Que sacanagem: a vida de dor e coragem de Fro Pertha

Algumas pessoas me perguntaram como travei conhecimento com Fro Pertha, o que não narrei na história "Que encrenca: uma justa homenagem a Bertha Dobiesky". Levava a termo um trabalho a pedido da subprefeitura de Moema, Vilas Mariana e Clementino. Recenseava as casas de repouso dos nossos bairros, quando, indo a uma delas, a fim de marcar entrevista com a diretora, não pude deixar de reparar em uma das moradoras. Voltei na semana seguinte para a entrevista marcada. Lá estava a mesma senhora. Elegantemente trajada, na primeira vez, com uma saia e uma camisa azuis, uma bela gargantilha com uma estrela de David, aparentemente de ouro ou folhada a ouro.

Na semana seguinte, com um vestido de gola alta, cobrindo-lhe todo o pescoço até a altura do colo, uma estrela de David com um pequeno aljôfar no ortocentro do pentágono formado pela sobreposição dos dois triângulos. Em ocasiões como estas, a mente é, como o diria José de Alencar, como o desejo de “escavar do equino”: tem de se locupletar de informação tal qual o corcel precisa cavar o solo. Quem seria aquela senhora, judia, charmosa numa ancianidade relegada à solidão de uma casa de repouso? Apropinquei-me timidamente e começamos a conversar. Voltei duas vezes só para continuarmos nossas conversas. Sempre que chegava, já logo me ofertava um docinho ou algum biscoito que pedia a uma das atendentes para providenciarem. Foi quando passei a chamá-la de Fro Pertha, referindo-me jocosa e agradecidamente à figura do folclore germânico (uma mítica senhora obesa que distribui vitualhas durante a epifania, 06 de Janeiro).

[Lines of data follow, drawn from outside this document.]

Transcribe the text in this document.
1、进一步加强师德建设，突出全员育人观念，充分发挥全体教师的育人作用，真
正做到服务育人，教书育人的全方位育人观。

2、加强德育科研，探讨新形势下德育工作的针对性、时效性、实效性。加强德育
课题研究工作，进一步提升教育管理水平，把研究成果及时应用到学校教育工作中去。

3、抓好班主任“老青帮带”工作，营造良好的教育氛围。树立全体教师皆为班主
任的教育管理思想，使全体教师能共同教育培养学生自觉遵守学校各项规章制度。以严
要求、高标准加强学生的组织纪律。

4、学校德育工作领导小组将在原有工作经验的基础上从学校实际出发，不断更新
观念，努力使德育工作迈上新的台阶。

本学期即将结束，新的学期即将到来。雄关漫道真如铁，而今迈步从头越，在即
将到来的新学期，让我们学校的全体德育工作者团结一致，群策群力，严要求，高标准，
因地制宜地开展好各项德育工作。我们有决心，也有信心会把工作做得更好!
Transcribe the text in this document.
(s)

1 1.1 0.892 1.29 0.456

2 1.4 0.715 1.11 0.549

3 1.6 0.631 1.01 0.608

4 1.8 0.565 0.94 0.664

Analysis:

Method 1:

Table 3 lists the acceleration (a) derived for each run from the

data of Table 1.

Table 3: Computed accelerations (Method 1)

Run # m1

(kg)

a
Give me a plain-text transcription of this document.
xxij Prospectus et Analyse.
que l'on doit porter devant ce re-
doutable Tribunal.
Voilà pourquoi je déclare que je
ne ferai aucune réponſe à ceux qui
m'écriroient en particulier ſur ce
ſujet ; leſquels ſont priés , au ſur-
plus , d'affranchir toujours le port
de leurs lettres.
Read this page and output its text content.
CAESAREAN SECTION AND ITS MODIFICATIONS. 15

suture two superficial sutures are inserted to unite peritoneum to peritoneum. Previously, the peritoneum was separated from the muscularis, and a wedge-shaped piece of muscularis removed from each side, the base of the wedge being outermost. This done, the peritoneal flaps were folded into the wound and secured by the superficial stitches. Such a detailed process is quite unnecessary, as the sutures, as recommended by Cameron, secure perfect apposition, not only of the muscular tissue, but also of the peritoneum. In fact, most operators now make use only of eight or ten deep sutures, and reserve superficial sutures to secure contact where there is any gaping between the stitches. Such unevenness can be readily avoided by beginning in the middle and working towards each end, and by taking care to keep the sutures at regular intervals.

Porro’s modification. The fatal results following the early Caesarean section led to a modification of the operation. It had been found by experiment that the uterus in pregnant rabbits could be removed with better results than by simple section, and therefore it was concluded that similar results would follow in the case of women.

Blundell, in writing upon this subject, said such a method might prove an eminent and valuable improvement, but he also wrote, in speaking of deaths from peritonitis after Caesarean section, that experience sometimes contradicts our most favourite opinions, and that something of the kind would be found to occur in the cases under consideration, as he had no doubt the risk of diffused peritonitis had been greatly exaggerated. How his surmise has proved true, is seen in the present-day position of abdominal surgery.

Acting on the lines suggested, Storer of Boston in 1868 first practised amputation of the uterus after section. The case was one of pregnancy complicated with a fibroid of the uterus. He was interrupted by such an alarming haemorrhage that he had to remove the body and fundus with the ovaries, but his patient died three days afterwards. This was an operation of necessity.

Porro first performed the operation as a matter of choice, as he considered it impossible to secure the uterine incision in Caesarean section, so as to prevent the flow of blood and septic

Não se furtava a desfilar sua triste história, a quem quer que se dispusesse a ouvi-la com seu ainda forte sotaque iídiche, malgrado o peso de décadas no país lusófono. Vivia em uma pequena aldeia ucraniana. Certo dia, surge um senhor, dizendo vir tratar do casamento de um jovem judeu de boa família, conquanto pobre que morava em São Paulo. Não havendo moças da comunidade israelita, então minúscula, estava em solo europeu como proxeneta. Os pais de Fro aceitaram e deixaram-na partir ao Brasil. Mal desembarcada em Santos foi trazida a um cabaré em São Paulo. Na mesma noite, foi violentada por quatro homens. Gritava que o "noivo" os mataria quando soubesse, quando uma outra "polaca" – termo pelo qual se denominavam as bailarinas de cabaré do leste europeu, quase todas judias, aos azos – lhe explicou que também fora ludibriada com a estória de um "jovem judeu pobre de boa família".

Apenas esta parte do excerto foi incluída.